Guardé silencio. Marcos se detuvo frente a una mesa y tomó un objeto brillante que reposaba entre jirones de tela. Eran unas grandes tijeras de telar.

—Usted mismo, Martín.

Escuché el sonido que producía el filo de las tijeras al abrirse y cerrarse en sus manos. Una punzada de dolor me atenazó el brazo y me mordí los labios para no gemir. Marcos volvió el rostro hacia donde yo me encontraba.

—Hablando de sangre, le gustará saber que tenemos a su putita, la tal Isabella, y que antes de empezar con usted nos vamos a tomar nuestro tiempo con ella…

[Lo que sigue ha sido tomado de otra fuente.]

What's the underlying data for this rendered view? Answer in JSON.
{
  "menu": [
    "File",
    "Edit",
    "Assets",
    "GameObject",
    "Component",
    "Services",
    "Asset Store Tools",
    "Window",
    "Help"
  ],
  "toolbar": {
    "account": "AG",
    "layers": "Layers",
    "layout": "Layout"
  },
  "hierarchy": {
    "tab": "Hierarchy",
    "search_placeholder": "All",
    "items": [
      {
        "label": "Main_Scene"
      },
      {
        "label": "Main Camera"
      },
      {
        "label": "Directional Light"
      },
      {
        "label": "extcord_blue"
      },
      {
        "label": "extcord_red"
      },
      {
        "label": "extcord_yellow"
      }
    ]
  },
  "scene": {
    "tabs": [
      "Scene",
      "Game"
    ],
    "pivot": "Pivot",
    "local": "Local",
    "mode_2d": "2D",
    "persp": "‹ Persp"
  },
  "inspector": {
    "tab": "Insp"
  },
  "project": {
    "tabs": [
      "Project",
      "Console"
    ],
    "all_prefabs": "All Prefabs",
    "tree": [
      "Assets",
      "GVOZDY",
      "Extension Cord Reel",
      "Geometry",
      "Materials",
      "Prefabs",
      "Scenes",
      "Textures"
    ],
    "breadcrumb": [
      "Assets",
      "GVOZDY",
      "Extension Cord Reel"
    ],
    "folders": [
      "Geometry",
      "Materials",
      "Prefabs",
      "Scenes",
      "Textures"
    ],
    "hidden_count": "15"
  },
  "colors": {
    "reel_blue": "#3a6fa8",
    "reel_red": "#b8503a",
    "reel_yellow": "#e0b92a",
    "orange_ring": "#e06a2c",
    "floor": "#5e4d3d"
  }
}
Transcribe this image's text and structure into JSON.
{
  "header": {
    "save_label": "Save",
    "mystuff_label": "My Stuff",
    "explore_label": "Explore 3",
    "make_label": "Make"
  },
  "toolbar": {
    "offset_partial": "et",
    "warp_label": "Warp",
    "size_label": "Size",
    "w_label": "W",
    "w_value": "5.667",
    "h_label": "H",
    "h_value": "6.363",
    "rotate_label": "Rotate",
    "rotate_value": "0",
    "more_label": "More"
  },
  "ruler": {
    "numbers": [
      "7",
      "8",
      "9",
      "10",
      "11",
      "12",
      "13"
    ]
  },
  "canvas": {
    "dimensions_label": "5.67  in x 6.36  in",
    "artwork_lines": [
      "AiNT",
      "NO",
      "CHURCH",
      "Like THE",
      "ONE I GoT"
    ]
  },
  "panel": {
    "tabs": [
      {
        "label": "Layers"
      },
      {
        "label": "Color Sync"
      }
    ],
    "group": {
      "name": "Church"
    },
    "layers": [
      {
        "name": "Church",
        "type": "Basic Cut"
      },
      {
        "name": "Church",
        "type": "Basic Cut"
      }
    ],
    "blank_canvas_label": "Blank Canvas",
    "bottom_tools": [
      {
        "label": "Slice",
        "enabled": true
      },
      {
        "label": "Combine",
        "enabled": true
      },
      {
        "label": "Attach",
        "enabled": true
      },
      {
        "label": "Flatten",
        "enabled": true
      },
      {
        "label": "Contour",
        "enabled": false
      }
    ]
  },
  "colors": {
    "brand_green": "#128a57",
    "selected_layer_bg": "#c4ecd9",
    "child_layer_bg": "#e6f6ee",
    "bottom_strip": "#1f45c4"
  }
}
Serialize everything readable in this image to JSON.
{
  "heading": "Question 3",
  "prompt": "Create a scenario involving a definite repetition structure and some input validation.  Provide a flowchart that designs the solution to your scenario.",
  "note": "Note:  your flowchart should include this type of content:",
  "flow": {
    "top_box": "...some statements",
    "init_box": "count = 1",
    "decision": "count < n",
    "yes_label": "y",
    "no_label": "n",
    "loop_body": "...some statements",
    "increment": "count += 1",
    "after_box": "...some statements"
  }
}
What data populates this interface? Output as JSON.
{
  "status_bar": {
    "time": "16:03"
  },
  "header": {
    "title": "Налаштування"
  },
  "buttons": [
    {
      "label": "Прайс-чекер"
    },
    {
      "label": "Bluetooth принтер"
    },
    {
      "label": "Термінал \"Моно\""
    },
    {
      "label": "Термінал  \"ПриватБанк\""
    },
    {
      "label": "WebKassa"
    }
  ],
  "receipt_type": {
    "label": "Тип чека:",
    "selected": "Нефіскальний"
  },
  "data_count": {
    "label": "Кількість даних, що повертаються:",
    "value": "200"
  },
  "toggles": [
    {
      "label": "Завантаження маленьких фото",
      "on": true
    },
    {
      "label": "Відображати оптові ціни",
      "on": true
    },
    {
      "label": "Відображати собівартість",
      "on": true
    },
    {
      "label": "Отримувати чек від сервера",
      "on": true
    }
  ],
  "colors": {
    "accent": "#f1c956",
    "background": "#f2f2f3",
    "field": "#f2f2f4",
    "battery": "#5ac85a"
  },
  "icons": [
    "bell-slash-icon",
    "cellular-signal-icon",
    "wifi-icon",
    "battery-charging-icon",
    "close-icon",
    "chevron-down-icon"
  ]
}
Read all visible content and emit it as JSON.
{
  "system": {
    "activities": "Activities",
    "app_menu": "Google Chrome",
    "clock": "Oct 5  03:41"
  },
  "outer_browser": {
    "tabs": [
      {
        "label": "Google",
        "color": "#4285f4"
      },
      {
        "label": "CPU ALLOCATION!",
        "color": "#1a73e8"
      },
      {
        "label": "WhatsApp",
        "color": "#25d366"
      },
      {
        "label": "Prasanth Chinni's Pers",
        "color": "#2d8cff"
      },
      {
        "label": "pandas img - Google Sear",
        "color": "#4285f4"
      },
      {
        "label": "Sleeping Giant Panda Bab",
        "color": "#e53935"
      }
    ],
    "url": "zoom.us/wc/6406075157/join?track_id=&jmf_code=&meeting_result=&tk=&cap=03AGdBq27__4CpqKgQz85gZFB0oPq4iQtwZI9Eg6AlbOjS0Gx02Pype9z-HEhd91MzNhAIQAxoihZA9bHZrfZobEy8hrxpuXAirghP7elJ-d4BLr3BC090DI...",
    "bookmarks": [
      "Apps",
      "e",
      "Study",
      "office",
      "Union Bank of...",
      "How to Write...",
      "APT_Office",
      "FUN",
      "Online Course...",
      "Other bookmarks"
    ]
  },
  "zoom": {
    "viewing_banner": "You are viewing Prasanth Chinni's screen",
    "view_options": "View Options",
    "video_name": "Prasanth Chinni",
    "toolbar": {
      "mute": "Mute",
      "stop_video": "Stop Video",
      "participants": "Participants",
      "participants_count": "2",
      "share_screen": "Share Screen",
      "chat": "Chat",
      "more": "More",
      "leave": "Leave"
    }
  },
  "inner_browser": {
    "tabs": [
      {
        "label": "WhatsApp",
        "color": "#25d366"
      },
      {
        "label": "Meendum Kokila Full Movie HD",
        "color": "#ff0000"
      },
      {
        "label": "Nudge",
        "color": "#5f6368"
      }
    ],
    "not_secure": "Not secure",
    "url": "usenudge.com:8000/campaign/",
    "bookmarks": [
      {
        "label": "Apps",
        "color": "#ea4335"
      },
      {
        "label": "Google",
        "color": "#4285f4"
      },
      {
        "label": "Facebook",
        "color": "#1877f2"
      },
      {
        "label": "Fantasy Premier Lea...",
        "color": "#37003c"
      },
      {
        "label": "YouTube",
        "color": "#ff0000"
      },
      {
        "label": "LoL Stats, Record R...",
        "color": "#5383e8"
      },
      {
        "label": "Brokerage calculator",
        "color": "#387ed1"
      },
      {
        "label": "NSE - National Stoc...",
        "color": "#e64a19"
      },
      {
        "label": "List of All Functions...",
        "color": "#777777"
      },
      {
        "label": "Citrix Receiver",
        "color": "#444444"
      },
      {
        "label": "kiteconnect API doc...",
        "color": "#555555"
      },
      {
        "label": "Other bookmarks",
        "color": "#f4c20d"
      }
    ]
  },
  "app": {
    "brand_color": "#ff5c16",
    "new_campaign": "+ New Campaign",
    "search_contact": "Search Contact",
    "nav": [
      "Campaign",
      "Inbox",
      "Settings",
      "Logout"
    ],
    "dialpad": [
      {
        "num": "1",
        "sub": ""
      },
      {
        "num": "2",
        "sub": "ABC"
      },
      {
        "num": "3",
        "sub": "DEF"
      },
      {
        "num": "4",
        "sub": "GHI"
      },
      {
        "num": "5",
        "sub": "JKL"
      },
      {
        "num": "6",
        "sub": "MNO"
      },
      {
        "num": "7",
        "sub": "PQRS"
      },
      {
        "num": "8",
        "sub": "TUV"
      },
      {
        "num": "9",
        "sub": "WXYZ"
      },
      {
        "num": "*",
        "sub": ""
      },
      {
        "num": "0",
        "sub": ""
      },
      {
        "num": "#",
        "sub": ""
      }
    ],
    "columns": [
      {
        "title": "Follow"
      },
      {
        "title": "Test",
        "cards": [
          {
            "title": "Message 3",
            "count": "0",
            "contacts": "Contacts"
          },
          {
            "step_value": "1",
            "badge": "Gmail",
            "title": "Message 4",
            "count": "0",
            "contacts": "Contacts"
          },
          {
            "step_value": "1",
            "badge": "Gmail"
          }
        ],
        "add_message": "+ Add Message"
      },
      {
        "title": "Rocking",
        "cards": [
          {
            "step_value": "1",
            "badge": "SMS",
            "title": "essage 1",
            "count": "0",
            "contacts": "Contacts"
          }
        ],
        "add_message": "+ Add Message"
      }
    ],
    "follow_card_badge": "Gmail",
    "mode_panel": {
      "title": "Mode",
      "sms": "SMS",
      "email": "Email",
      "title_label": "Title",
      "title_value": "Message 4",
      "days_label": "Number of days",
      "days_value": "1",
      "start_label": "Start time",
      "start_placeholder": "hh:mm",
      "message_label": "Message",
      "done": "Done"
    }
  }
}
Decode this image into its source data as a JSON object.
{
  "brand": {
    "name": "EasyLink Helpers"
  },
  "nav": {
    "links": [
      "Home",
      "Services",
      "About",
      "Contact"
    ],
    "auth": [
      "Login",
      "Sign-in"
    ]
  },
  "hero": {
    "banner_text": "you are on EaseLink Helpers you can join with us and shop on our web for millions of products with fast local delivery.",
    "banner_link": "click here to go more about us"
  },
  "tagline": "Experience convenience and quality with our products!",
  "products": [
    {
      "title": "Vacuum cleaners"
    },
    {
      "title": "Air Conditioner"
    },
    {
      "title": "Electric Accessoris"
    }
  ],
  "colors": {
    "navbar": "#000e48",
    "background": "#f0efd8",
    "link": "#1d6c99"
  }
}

Alcé el arma y le apunté a la cara. El brillo del metal me delató. Marcos saltó hacia mí, derribando las figuras y esquivando el disparo. Sentí su peso sobre mi cuerpo y su aliento en la cara. Las cuchillas de las tijeras se cerraron con fuerza a un centímetro de mi ojo izquierdo. Estrellé la frente contra su rostro con toda la fuerza que pude reunir y cayó a un lado. Levanté el arma y le apunté a la cara. Marcos, el labio partido en dos, se incorporó y me clavó los ojos.

—No tienes agallas —murmuró.

Posó su mano sobre el cañón y me sonrió. Apreté el gatillo. La bala le voló la mano, proyectando el brazo hacia atrás como si hubiera recibido un martillazo. Marcos cayó de espaldas contra el suelo, sujetándose la muñeca mutilada y humeante, mientras su rostro salpicado de quemaduras de pólvora se fundía en un rictus de dolor que aullaba sin voz. Me levanté y le dejé allí, desangrándose sobre un charco de su propia orina.